Rosenkranz gelang die Einreise mit dem Zug von Bentschen nach Posen bzw. Lodz, wo sich ein Onkel um sie zunächst kümmerte. Von dort auch ging es weiter zu einem Landgut an der russischen Grenze, in dem sich zionistische Gruppen auf ein künftiges Leben in Palästina vorbereiteten. Nach dem Überall auf Polen durch das deutsche Militär im September 1939 musste Rosenkranz erneut flüchten, eine Ausreise nach Palästina rückte in weite Ferne. Rosenkranz flieht nach Wilna und landet schließlich in der Kleinstadt Krasnaja Sloboda (im heutigen Aserbaidschan). Zunächst arbeitete sie in einem Krankenhaus ehe sie dann in ein Kinderspital in Wizebsk (Weißrussland) versetzt wird. Dort erlebt sie den Überfall Hitlers auf Russland am 22. Juni 1941 - das sog. "Unternehmen Barbarossa". Nach Kriegsbeginn im Juni 1941 war Rosenkranz als ehem. deutsche Jüdin von einer Minute zur anderen ein Feind des Russischen Reiches. "Ganz plötzlich war ich zum Feind geworden, ... weil sie Deutsche ist in der Sowjetunion... Die Milizionäre sagten zu mir, ich solle Wäsche und einen Mantel mitnehmen. Das hätten sie gar nicht gedurft, sie taten es aber aus Mitleid.
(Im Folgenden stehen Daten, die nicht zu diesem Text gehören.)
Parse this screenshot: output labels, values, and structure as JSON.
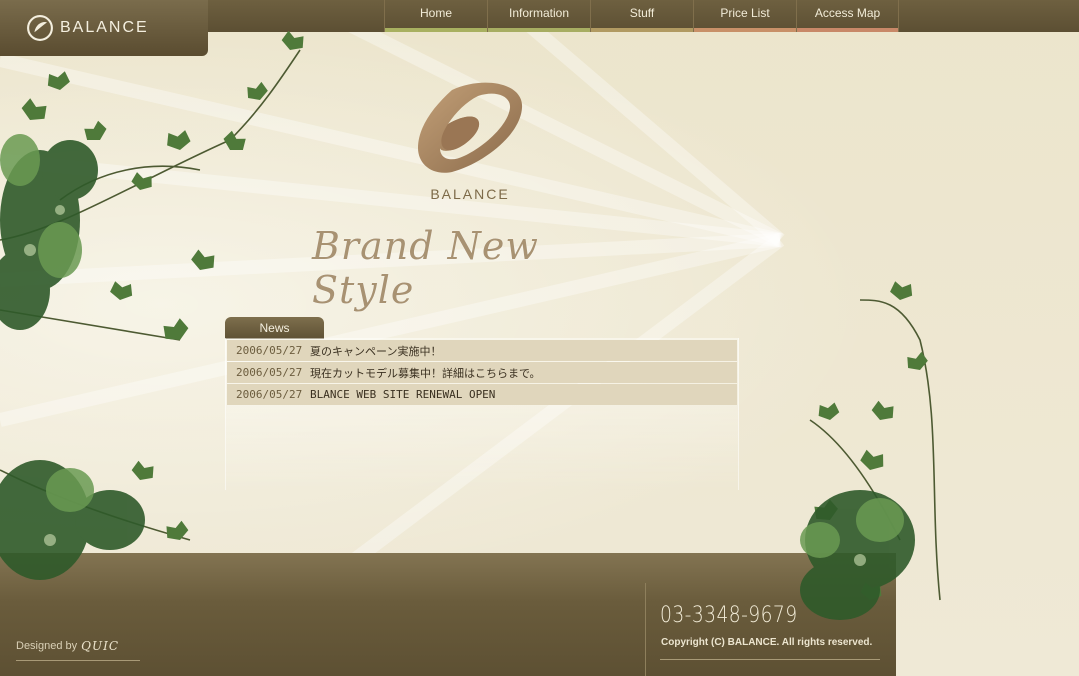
{
  "header": {
    "brand": "BALANCE",
    "nav": [
      {
        "label": "Home",
        "color": "#a8b060"
      },
      {
        "label": "Information",
        "color": "#a7ad62"
      },
      {
        "label": "Stuff",
        "color": "#b19a62"
      },
      {
        "label": "Price List",
        "color": "#c89068"
      },
      {
        "label": "Access Map",
        "color": "#c88868"
      }
    ]
  },
  "hero": {
    "brand": "BALANCE",
    "tagline": "Brand New Style"
  },
  "news": {
    "title": "News",
    "items": [
      {
        "date": "2006/05/27",
        "text": "夏のキャンペーン実施中！"
      },
      {
        "date": "2006/05/27",
        "text": "現在カットモデル募集中！詳細はこちらまで。"
      },
      {
        "date": "2006/05/27",
        "text": "BLANCE WEB SITE RENEWAL OPEN"
      }
    ]
  },
  "footer": {
    "designed_by": "Designed by",
    "designer": "QUIC",
    "phone": "03-3348-9679",
    "copyright": "Copyright (C) BALANCE. All rights reserved."
  },
  "colors": {
    "header_bg": "#5c4f33",
    "page_bg": "#ede7d2",
    "accent_brown": "#8a6a4a"
  }
}
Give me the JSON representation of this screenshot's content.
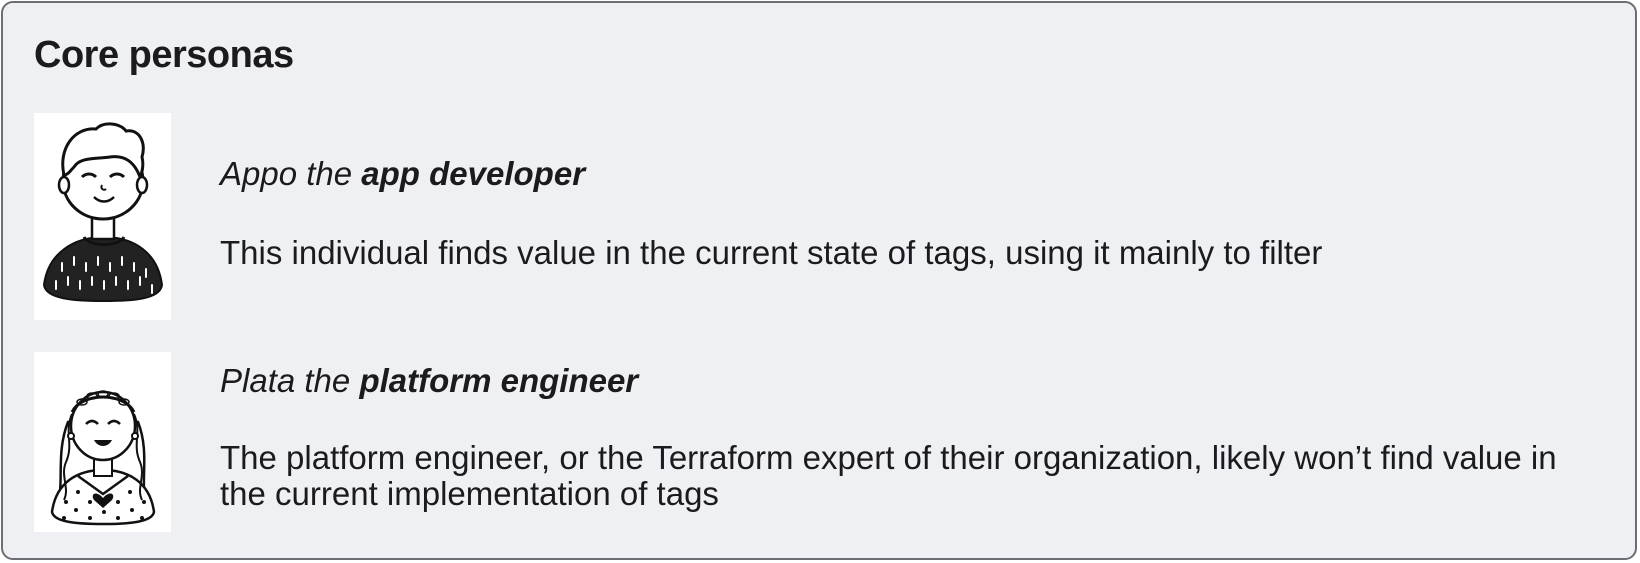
{
  "title": "Core personas",
  "personas": [
    {
      "name_prefix": "Appo the",
      "role": "app developer",
      "description": "This individual finds value in the current state of tags, using it mainly to filter"
    },
    {
      "name_prefix": "Plata the",
      "role": "platform engineer",
      "description": "The platform engineer, or the Terraform expert of their organization, likely won’t find value in the current implementation of tags"
    }
  ]
}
Es war Hochsommer und ich fand es absurd, Winterkleidung einzupacken. Außerdem dachte ich, dass ich spätestens abends wieder zurück sein würde". Rosenkranz verglich die Situation ähnlich mit der gleichen Situation vor knapp drei Jahre in Fürth, bei der Deportation durch die Gestapo. Nach der erneuten Verhaftung landete sie in einem Gefangenlager: "Ich wurde wie eine Schwerverbrecherin behandelt ... politischen Häftlingen geht es weit schlechter als "normalen" Verbrechern, das muss sie immer wieder erfahren in den folgenden Jahren ... Wer hier einmal eingesperrt war, hatte mit der Außenwelt keinen Kontakt mehr." [2] Von Wizebsk geht es mit dem Zug weiter nach Gorki, der Hauptstadt des Urals. Es folgt ein lagerähnliches Gefängnis, in dem sie nach drei Monaten erstmals einem Untersuchungsrichter vorgeführt wird. Der Untersuchungsrichter verkündet fünf Jahre Arbeitslager, dass Bella Rosenkranz allerdings erst knapp zwei Jahre später im Jahr 1943 erreicht.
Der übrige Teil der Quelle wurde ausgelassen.